The word ‘emir', after all, has a lengthy history. In Islamic spheres, it means an independent ruler, a military commander, or a descendent of Muhammad, peace be upon him. It can denote political rank in some countries, such as Qatar or Turkey.

In European finance, of course, it represents a large-scale reform of derivatives trading on the continent, being part of the multi-pronged approach to overhauling the securities markets here. The reporting requirements that had caused such consternation in the buildup came into force last week, but despite a few hiccups, it seems to have gone okay.

Building Blocks
The problems with Emir are fairly typical of the problems with regulatory reform over the past few years, in that they have been rushed through without a proper appreciation of the consequences and the necessary moving parts needed to keep the engine running. With Emir, for instance, the amount of confusion over necessary aspects such as the pre-legal entity identifier and the unique trade identifier (UTI) has been quite remarkable.

Despite being a necessary component for reporting, it's become clear that not everyone who needs to has registered for these identifiers, that the pace of issuance is lackluster in places, and when it comes to the UTI, there is no central governing standard, and people aren't sure what form it should take.

If a regulator has to say that, essentially, it won't enforce the regulation because it recognizes the impossibility of full compliance in the short term, that regulation should not be implemented yet.
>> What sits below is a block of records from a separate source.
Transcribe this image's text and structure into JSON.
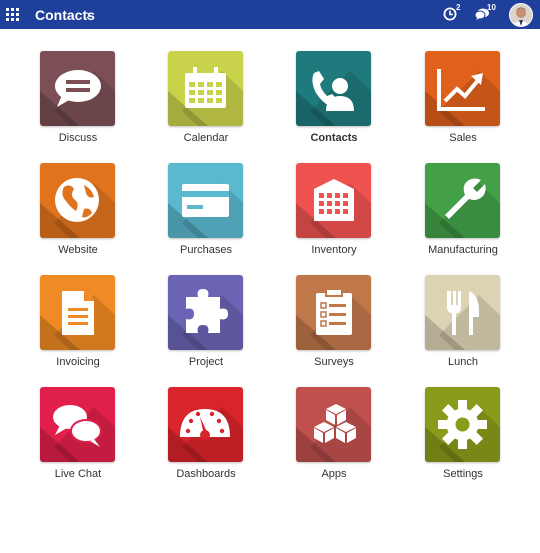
{
  "header": {
    "apps_menu_icon": "grid-icon",
    "brand": "Contacts",
    "breadcrumb_chevron": "›",
    "activities_icon": "clock-icon",
    "activities_count": "2",
    "messages_icon": "chat-icon",
    "messages_count": "10",
    "bar_color": "#1e3f9a"
  },
  "apps": [
    {
      "label": "Discuss",
      "icon": "chat-bubble-icon",
      "color": "#7b4f55"
    },
    {
      "label": "Calendar",
      "icon": "calendar-icon",
      "color": "#c9d24b"
    },
    {
      "label": "Contacts",
      "icon": "contacts-icon",
      "color": "#1f7a7d",
      "active": true
    },
    {
      "label": "Sales",
      "icon": "sales-chart-icon",
      "color": "#e0601c"
    },
    {
      "label": "Website",
      "icon": "globe-icon",
      "color": "#e0731e"
    },
    {
      "label": "Purchases",
      "icon": "credit-card-icon",
      "color": "#5ab8cf"
    },
    {
      "label": "Inventory",
      "icon": "warehouse-icon",
      "color": "#ef5350"
    },
    {
      "label": "Manufacturing",
      "icon": "wrench-icon",
      "color": "#43a047"
    },
    {
      "label": "Invoicing",
      "icon": "document-icon",
      "color": "#f08a24"
    },
    {
      "label": "Project",
      "icon": "puzzle-icon",
      "color": "#6b64b4"
    },
    {
      "label": "Surveys",
      "icon": "clipboard-icon",
      "color": "#c0774a"
    },
    {
      "label": "Lunch",
      "icon": "fork-knife-icon",
      "color": "#dcd3b4"
    },
    {
      "label": "Live Chat",
      "icon": "chat-bubbles-icon",
      "color": "#e0204b"
    },
    {
      "label": "Dashboards",
      "icon": "gauge-icon",
      "color": "#d9242b"
    },
    {
      "label": "Apps",
      "icon": "cubes-icon",
      "color": "#c0504d"
    },
    {
      "label": "Settings",
      "icon": "gear-icon",
      "color": "#8a9a1a"
    }
  ]
}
The UK's Financial Conduct Authority has said that it will give firms a grace period for proper reporting, but the whole situation is, frankly, unacceptable. I'm not arguing against the regulation itself ─ indeed, I've long been of the opinion that more transparency, and a shift to technologically capable markets can only be a good thing. But that has to be tempered with realism. If a regulator has to say that, essentially, it won't enforce the regulation because it recognizes the impossibility of full compliance in the short term, that regulation should not be implemented yet.

No Action
You see this in the US all of the time, where bodies such as the US Commodity Futures Trading Commission issue no-action letters to say they will not be prosecuting firms for non-compliance. Granted, this is partly due to the legal structure of regulation in the US, where the law is made first and the rules after, as opposed to Europe, where the rules are made first and then come into law. But for such far-ranging regulations as the Dodd-Frank Act, Emir and the Markets in Financial Instruments Directive, there has to be concern that these are being rushed through without the due care and attention that is required.
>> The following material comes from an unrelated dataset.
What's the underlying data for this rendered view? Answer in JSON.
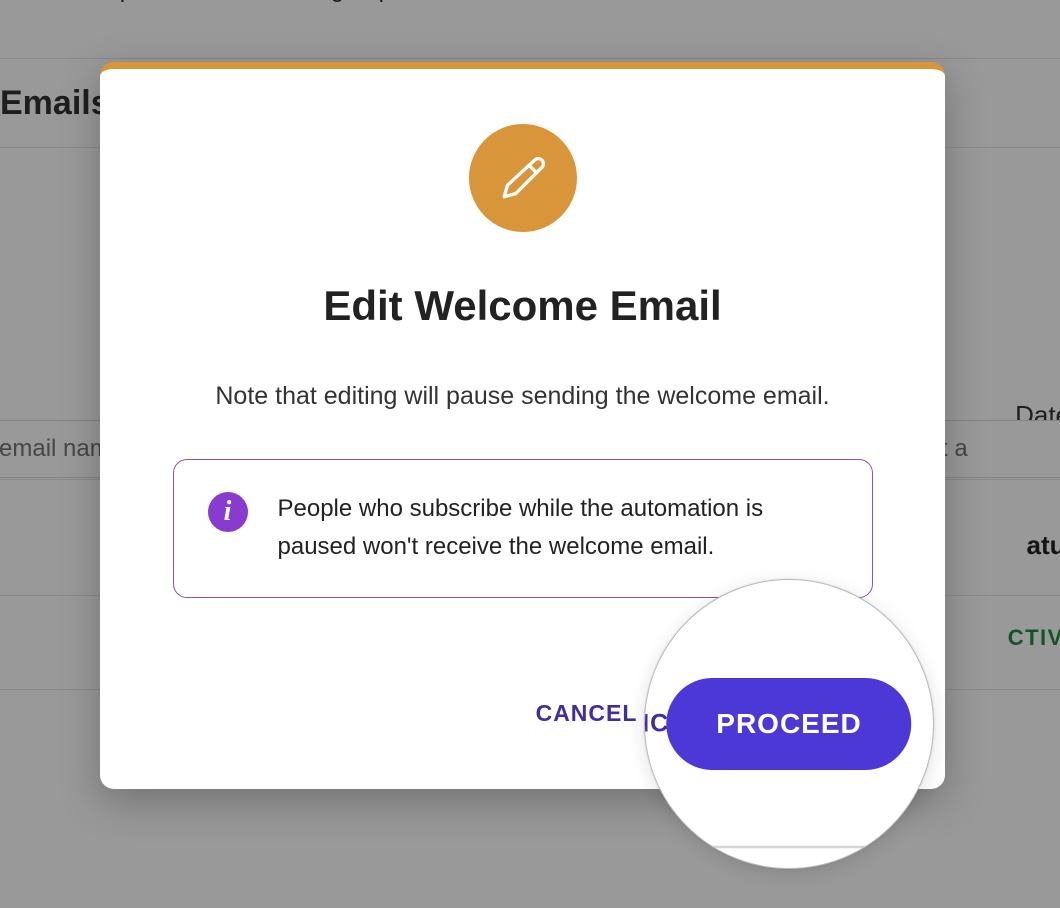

It's important to progress in the regulatory process, of course, but doing so with what is blind disregard for the foundations not even being in place yet, or being slotted in for compliance dates, is foolhardy. It will lead to loopholes, arbitrage, and broken rules that ruin the opportunity of a generation to adapt the market framework to the market environment, taking into account the use of technology and the way in which it has changed how business is conducted.

And at the risk of putting the boot in too much on the regulatory side, let's not forget the woeful lack of preparation from some corners of the industry, either. More effort and engagement is needed on both sides.